Crónica desde la Ronda de la Pizarra.

La joya de más estima, como la más antigua y más gloriosa del consistorio cacerense, es el pendón de la villa, o insignia militar conocido como el Pendón de San Jorge, sin duda por haber sido el que enarboló sobre el alcázar musulmán, de la antigua Norba Caesarina, el día de la conquista definitiva para la cristiandad de la Hins-Qazrix del moro, día en que la iglesia celebraba la fiesta del Santo Jorge, pero no porque tuviese hoy ni hubiera tenido nunca, figura o leyenda que hiciese la más remota alusión a su santo patrono, don Publio Hurtado, nos cuenta:

“Hay un historiador, Solano de Figueroa, de escaso o ningún crédito por los anacronismos y patrañas de que abundan sus obras, que cita en sus santos de Cáceres, un pendón que tenía bordada en una de sus caras la figura de San Jorge, armado y a caballo, con un dragón a sus pies, ningún documento oficial, ni ninguna referencia hace mención de tal estandarte”.

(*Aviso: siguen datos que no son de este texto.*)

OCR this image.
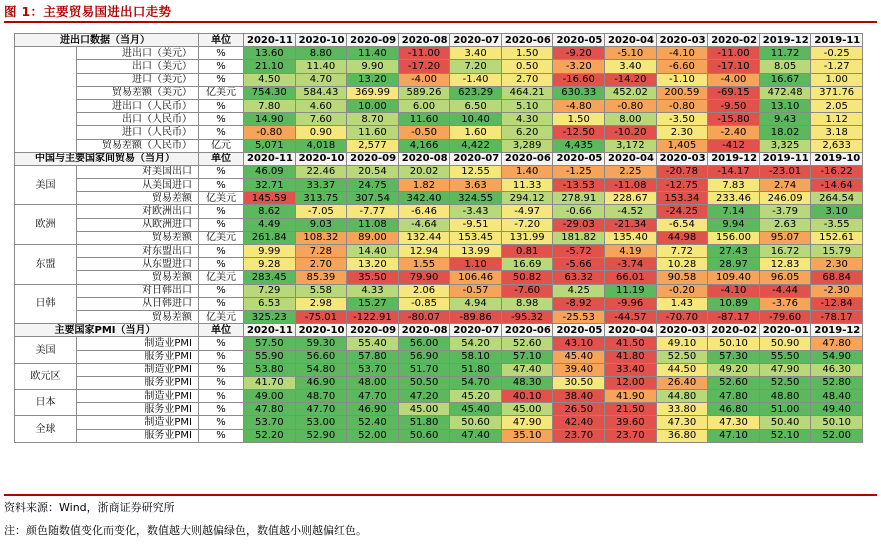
图 1：主要贸易国进出口走势
进出口数据（当月）		单位	2020-11	2020-10	2020-09	2020-08	2020-07	2020-06	2020-05	2020-04	2020-03	2020-02	2019-12	2019-11
	进出口（美元）	%	13.60	8.80	11.40	-11.00	3.40	1.50	-9.20	-5.10	-4.10	-11.00	11.72	-0.25
	出口（美元）	%	21.10	11.40	9.90	-17.20	7.20	0.50	-3.20	3.40	-6.60	-17.10	8.05	-1.27
	进口（美元）	%	4.50	4.70	13.20	-4.00	-1.40	2.70	-16.60	-14.20	-1.10	-4.00	16.67	1.00
	贸易差额（美元）	亿美元	754.30	584.43	369.99	589.26	623.29	464.21	630.33	452.02	200.59	-69.15	472.48	371.76
	进出口（人民币）	%	7.80	4.60	10.00	6.00	6.50	5.10	-4.80	-0.80	-0.80	-9.50	13.10	2.05
	出口（人民币）	%	14.90	7.60	8.70	11.60	10.40	4.30	1.50	8.00	-3.50	-15.80	9.43	1.12
	进口（人民币）	%	-0.80	0.90	11.60	-0.50	1.60	6.20	-12.50	-10.20	2.30	-2.40	18.02	3.18
	贸易差额（人民币）	亿元	5,071	4,018	2,577	4,166	4,422	3,289	4,435	3,172	1,405	-412	3,325	2,633
中国与主要国家间贸易（当月）		单位	2020-11	2020-10	2020-09	2020-08	2020-07	2020-06	2020-05	2020-04	2020-03	2019-12	2019-11	2019-10
美国	对美国出口	%	46.09	22.46	20.54	20.02	12.55	1.40	-1.25	2.25	-20.78	-14.17	-23.01	-16.22
	从美国进口	%	32.71	33.37	24.75	1.82	3.63	11.33	-13.53	-11.08	-12.75	7.83	2.74	-14.64
	贸易差额	亿美元	145.59	313.75	307.54	342.40	324.55	294.12	278.91	228.67	153.34	233.46	246.09	264.54
欧洲	对欧洲出口	%	8.62	-7.05	-7.77	-6.46	-3.43	-4.97	-0.66	-4.52	-24.25	7.14	-3.79	3.10
	从欧洲进口	%	4.49	9.03	11.08	-4.64	-9.51	-7.20	-29.03	-21.34	-6.54	9.94	2.63	-3.55
	贸易差额	亿美元	261.84	108.32	89.00	132.44	153.45	131.99	181.82	135.40	44.98	156.00	95.07	152.61
东盟	对东盟出口	%	9.99	7.28	14.40	12.94	13.99	0.81	-5.72	4.19	7.72	27.43	16.72	15.79
	从东盟进口	%	9.28	2.70	13.20	1.55	1.10	16.69	-5.66	-3.74	10.28	28.97	12.83	2.30
	贸易差额	亿美元	283.45	85.39	35.50	79.90	106.46	50.82	63.32	66.01	90.58	109.40	96.05	68.84
日韩	对日韩出口	%	7.29	5.58	4.33	2.06	-0.57	-7.60	4.25	11.19	-0.20	-4.10	-4.44	-2.30
	从日韩进口	%	6.53	2.98	15.27	-0.85	4.94	8.98	-8.92	-9.96	1.43	10.89	-3.76	-12.84
	贸易差额	亿美元	325.23	-75.01	-122.91	-80.07	-89.86	-95.32	-25.53	-44.57	-70.70	-87.17	-79.60	-78.17
主要国家PMI（当月）		单位	2020-11	2020-10	2020-09	2020-08	2020-07	2020-06	2020-05	2020-04	2020-03	2020-02	2020-01	2019-12
美国	制造业PMI	%	57.50	59.30	55.40	56.00	54.20	52.60	43.10	41.50	49.10	50.10	50.90	47.80
	服务业PMI	%	55.90	56.60	57.80	56.90	58.10	57.10	45.40	41.80	52.50	57.30	55.50	54.90
欧元区	制造业PMI	%	53.80	54.80	53.70	51.70	51.80	47.40	39.40	33.40	44.50	49.20	47.90	46.30
	服务业PMI	%	41.70	46.90	48.00	50.50	54.70	48.30	30.50	12.00	26.40	52.60	52.50	52.80
日本	制造业PMI	%	49.00	48.70	47.70	47.20	45.20	40.10	38.40	41.90	44.80	47.80	48.80	48.40
	服务业PMI	%	47.80	47.70	46.90	45.00	45.40	45.00	26.50	21.50	33.80	46.80	51.00	49.40
全球	制造业PMI	%	53.70	53.00	52.40	51.80	50.60	47.90	42.40	39.60	47.30	47.30	50.40	50.10
	服务业PMI	%	52.20	52.90	52.00	50.60	47.40	35.10	23.70	23.70	36.80	47.10	52.10	52.00
资料来源：Wind，浙商证券研究所
注：颜色随数值变化而变化，数值越大则越偏绿色，数值越小则越偏红色。
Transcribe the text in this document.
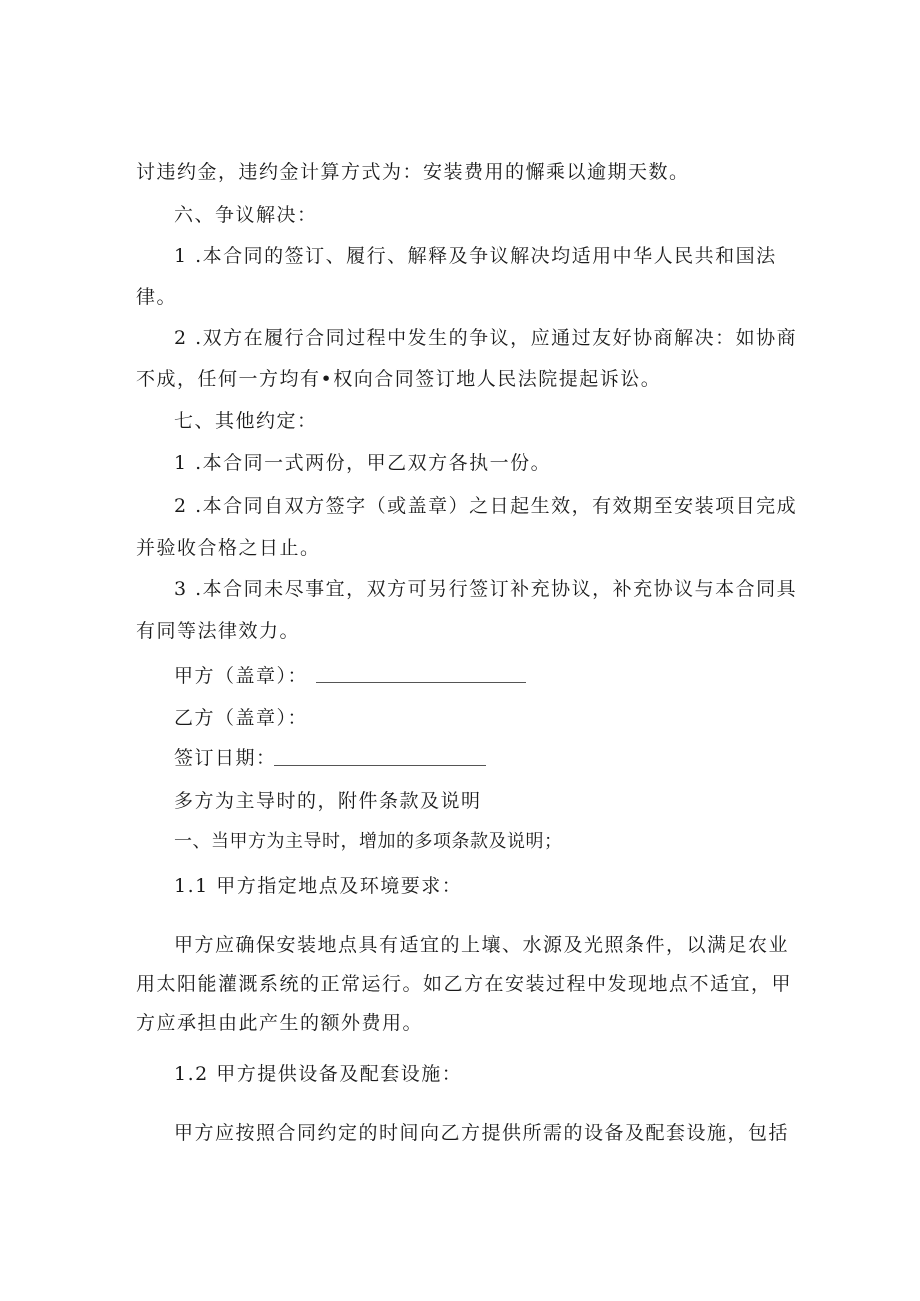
讨违约金，违约金计算方式为：安装费用的懈乘以逾期天数。
六、争议解决：
1 .本合同的签订、履行、解释及争议解决均适用中华人民共和国法
律。
2 .双方在履行合同过程中发生的争议，应通过友好协商解决：如协商
不成，任何一方均有•权向合同签订地人民法院提起诉讼。
七、其他约定：
1 .本合同一式两份，甲乙双方各执一份。
2 .本合同自双方签字（或盖章）之日起生效，有效期至安装项目完成
并验收合格之日止。
3 .本合同未尽事宜，双方可另行签订补充协议，补充协议与本合同具
有同等法律效力。
甲方（盖章）：
乙方（盖章）：
签订日期：
多方为主导时的，附件条款及说明
一、当甲方为主导时，增加的多项条款及说明；
1.1 甲方指定地点及环境要求：
甲方应确保安装地点具有适宜的上壤、水源及光照条件，以满足农业
用太阳能灌溉系统的正常运行。如乙方在安装过程中发现地点不适宜，甲
方应承担由此产生的额外费用。
1.2 甲方提供设备及配套设施：
甲方应按照合同约定的时间向乙方提供所需的设备及配套设施，包括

“Merecía efectivamente contemplarse, nos sigue diciendo don Publio Hurtado, en ocasiones lo había visto paseando por las calles de la ciudad y que sería cosa de examinarla más de cerca, al poco lo sacaron de las vitrinas colocadas en el salón de sesiones del Ayuntamiento donde se custodia, al par que otras tres o cuatro banderas y estandartes de las milicias locales, y lo desliasen y tendiesen a la vista del público en general, el señor Hurtado, mirado, y admirado, se dio cuenta de que aquello, no era ya más que un venerado guiñapo que antaño perteneció a otra bandera, piadosamente sobrepuesto y recosido sobre una tela de seda carmesí, por las propias manos de la Reina Católica, según afirma el licenciado Rodríguez Molina, haciéndose eco de la tradición local”.

(Publio Hurtado-ayuntamiento)

Existe o existia otra tradición que corría de boca en boca no ha mucho tiempo entre el paisanaje de la antigua villa cacerense, un sucedido que se refiere a la venida de su majestad la católica Isabel I, que por lo visto y según testigos, era mujer mañosa, que lo mismo mandaba desmochar las torres de las casonas, que guerrear con el de Portugal, cuando su tía, doña Juana, hija de su hermano Enrique IV “El Impotente” le dio en reclamar el trono de España para si y para su marido Alfonso V, monarca del país lusitano, y tío suyo a la sazón, de doña Juana, su mujer, del cual se separó años después sin haber consumado el matrimonio, que se le ocurría mandar a un dudoso almirante de origen judío en busca de Nuevos Mundos, como iniciaba guerra contra el moro, que se ponía a zurcir lo roto.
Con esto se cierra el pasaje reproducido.